The proposed approach of identifying highly relevant clinical articles matched with the given topic of interest is divided into two steps. In the first step, the data is processed to extract the title and abstract of each article, which are then used as features in the disease classification task. The output of this step is the subsets of articles where each subset refers to a disease. In the second step, a query is made from the topic by including only gene and demographic information, which is then matched with the title and abstract collected from a disease-specific subset of articles. At this stage, a score related to the gene importance in a document is also determined. Finally, the scores are combined to determine the final ranking of articles with the topic of interest. The sub-components of the proposed method are described in Figure 1.

In the proposed method of finding relevant documents needed for precision medicine, first, the documents were classified into disease groups using a deep learning classifier to consider the disease. Second, a query is created from a given topic, which contains information about genes and demographics. The disease information is not included in the query as pre-classification has already classified the documents into different health conditions. Third, vectors are generated for the document (title and abstract) as well as the query using contextualized word embedding to calculate the similarity score. Fourth, the search is carried out for the gene information in the title and the abstract of documents using the BM25 algorithm, which helps to indicate how important the information about the gene is in the entire document. Finally, the documents are ranked based on the combined relevance score obtained from the relevance between query and document and the gene importance in a document.

3.1. Data Acquisition

We utilized TREC’s 2018 Precision Medicine track data to rank relevant documents that matched the query. The medical document data provided by TREC consists of 240,324 biomedical documents (abstracts and titles) along with other meta information such as disease, author, document number, publication year, and journal name in XML format. First, we extracted the titles, abstracts, and disease labels from the data. In the precision medicine track, a collection of topics is provided where each topic comprises of three key elements in a semi-structured form: disease (e.g., type of cancer), gene variants (mainly gene variant of the tumor as opposed to patient DNA), and demographic information (age, sex).
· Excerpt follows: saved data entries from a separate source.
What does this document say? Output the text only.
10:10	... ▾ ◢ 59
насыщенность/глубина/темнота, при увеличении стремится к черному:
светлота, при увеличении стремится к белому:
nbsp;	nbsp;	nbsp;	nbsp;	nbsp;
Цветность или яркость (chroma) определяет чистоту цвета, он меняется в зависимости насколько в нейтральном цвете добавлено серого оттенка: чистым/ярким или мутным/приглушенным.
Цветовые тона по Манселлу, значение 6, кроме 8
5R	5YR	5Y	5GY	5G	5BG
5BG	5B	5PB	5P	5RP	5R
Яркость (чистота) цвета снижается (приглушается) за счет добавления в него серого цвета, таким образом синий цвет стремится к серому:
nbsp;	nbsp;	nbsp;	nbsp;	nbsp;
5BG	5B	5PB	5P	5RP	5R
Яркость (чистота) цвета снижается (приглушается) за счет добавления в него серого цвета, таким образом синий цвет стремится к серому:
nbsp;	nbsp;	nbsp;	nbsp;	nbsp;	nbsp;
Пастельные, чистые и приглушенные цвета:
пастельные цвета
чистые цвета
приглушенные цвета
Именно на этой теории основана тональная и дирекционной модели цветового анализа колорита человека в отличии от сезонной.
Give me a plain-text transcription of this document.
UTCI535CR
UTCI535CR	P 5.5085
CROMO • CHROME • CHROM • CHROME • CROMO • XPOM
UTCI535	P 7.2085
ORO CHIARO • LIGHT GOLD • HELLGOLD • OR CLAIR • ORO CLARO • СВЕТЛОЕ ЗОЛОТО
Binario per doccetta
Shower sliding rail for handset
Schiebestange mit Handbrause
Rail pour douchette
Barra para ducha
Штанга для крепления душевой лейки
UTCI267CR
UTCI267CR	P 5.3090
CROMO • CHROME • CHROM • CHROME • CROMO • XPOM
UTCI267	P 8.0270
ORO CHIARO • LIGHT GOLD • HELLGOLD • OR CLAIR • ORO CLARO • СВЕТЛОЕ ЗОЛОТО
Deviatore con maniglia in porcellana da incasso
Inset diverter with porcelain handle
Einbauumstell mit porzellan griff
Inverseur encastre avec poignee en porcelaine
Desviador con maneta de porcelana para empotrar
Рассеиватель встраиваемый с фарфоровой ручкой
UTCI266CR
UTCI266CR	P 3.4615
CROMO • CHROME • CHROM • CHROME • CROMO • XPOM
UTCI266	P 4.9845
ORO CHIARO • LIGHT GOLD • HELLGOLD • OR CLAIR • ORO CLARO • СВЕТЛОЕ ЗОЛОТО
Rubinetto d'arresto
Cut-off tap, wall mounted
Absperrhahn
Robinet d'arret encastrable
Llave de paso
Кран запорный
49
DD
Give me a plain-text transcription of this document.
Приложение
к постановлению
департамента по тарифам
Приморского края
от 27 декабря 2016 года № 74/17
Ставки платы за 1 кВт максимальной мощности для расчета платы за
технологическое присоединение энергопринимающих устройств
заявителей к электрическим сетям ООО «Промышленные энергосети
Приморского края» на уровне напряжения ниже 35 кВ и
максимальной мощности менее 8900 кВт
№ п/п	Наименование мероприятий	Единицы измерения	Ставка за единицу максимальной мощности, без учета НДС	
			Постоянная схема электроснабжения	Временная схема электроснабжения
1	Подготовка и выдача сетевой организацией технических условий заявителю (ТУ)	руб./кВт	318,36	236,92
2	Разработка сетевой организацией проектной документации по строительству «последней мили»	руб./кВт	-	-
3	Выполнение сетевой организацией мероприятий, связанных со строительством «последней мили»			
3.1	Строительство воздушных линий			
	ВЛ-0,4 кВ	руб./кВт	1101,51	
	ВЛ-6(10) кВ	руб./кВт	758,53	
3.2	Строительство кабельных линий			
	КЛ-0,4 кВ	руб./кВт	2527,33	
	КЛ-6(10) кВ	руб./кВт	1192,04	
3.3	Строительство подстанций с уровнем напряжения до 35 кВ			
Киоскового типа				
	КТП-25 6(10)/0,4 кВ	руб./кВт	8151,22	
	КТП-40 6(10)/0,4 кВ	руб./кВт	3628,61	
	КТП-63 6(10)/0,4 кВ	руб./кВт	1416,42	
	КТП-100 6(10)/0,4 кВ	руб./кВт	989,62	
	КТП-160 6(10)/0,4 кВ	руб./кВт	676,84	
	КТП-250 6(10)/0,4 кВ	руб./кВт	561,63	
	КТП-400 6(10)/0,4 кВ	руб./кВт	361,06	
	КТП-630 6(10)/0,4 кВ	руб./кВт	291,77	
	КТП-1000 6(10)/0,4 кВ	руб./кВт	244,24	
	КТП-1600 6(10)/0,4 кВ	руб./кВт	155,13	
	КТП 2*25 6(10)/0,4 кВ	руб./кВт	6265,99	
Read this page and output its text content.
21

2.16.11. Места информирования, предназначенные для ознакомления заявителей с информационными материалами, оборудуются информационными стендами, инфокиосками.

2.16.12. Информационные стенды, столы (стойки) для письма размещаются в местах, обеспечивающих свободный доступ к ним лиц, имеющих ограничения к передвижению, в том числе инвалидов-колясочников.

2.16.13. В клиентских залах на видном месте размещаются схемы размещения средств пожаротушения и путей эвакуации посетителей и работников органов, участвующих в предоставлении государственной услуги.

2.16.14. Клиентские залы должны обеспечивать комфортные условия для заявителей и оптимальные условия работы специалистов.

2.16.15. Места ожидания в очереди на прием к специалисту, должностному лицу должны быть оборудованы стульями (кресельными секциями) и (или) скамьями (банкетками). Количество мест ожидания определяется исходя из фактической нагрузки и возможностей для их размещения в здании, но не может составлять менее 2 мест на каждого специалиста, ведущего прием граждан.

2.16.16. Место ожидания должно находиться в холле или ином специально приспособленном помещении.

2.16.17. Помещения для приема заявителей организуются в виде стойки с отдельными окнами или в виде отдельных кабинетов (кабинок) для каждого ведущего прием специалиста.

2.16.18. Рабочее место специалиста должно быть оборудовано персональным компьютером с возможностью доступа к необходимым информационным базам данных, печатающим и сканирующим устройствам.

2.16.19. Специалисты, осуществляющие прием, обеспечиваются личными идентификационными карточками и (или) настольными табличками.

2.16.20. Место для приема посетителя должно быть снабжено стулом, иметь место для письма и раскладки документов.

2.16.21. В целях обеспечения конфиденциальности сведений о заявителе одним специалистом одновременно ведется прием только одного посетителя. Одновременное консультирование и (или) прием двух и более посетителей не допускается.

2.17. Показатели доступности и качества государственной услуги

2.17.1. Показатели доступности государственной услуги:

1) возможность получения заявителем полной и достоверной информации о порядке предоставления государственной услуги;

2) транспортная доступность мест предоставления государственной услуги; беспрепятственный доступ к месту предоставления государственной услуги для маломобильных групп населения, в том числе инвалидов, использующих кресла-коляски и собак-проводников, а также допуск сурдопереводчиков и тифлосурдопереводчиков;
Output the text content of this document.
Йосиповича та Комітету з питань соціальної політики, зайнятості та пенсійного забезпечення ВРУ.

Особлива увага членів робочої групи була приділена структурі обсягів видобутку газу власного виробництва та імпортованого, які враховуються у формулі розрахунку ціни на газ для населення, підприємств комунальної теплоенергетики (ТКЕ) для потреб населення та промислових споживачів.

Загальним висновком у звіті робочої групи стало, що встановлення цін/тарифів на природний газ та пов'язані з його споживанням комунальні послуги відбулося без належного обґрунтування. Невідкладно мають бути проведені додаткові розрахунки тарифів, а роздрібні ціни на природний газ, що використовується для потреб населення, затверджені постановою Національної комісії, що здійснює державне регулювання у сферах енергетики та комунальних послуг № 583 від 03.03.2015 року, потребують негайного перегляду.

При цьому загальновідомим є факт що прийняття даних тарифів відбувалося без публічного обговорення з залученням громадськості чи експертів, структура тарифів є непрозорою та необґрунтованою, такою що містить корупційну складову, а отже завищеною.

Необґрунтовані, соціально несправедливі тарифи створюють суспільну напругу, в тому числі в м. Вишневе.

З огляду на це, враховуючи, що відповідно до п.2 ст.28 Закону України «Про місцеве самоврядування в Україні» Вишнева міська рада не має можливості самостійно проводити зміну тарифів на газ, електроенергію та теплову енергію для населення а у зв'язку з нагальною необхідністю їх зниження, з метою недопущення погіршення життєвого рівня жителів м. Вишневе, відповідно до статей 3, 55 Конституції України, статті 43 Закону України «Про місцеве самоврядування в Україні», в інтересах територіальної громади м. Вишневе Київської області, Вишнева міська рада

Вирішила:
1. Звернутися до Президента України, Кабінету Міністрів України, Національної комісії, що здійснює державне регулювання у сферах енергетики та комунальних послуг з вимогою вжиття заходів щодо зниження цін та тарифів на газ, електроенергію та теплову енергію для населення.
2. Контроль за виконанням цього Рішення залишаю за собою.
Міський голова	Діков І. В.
3.2. Pre-Classification for Disease

For the classification, titles and abstracts in medical documents related to five health conditions that include breast cancer, healthy, HIV, melanoma, and prostate cancer were extracted. Initially, four prevalent deep learning methods were applied to find a suitable candidate for the classification task: CNN, RNN, Bidirectional Long Short-Term Memory (Bi-LSTM), and BERT. These algorithms are chosen based on their popularity for NLP tasks in recent times. The CNN algorithm has the advantage of layers using convolution filters applied to local features, which is originally devised for computer vision; however, it has shown to be effective for NLP and has achieved excellent results over traditional NLP algorithms [38]. The RNN algorithm is preferred for NLP tasks due to its recursive structure, which is suitable for variable length text processing. It can also take advantage of a distributed representation of words by first converting the tokens that make up each text into a vector that forms a matrix which is more suitable to capture as much contextual information as possible. It also uses a maximum pooling layer to automatically determine which words play an important role in text classification to capture important components of the text [39,40]. The attention-based BiLSTM algorithm captures the most important semantic information in a sentence using a bidirectional long short-term memory network. This model does not use lexical resources or features derived from NLP systems. It focuses on words that have a decisive impact on classification and captures the most important semantic information of a sentence without using additional knowledge or the NLP system [41]. The BERT base model has 12 transformer blocks, 12 self-attention heads, and an encoder with a hidden size of 768. Based on this model, BERT achieved state-of-the-art performance in a variety of downstream tasks. The input representation can represent both a single sentence and a set of sentences in one token sequence so that BERT can handle various downstream tasks. A “sentence” is an arbitrary range of continuous text, not an actual language sentence, which may be a single sentence, or two sentences packed together [13,15].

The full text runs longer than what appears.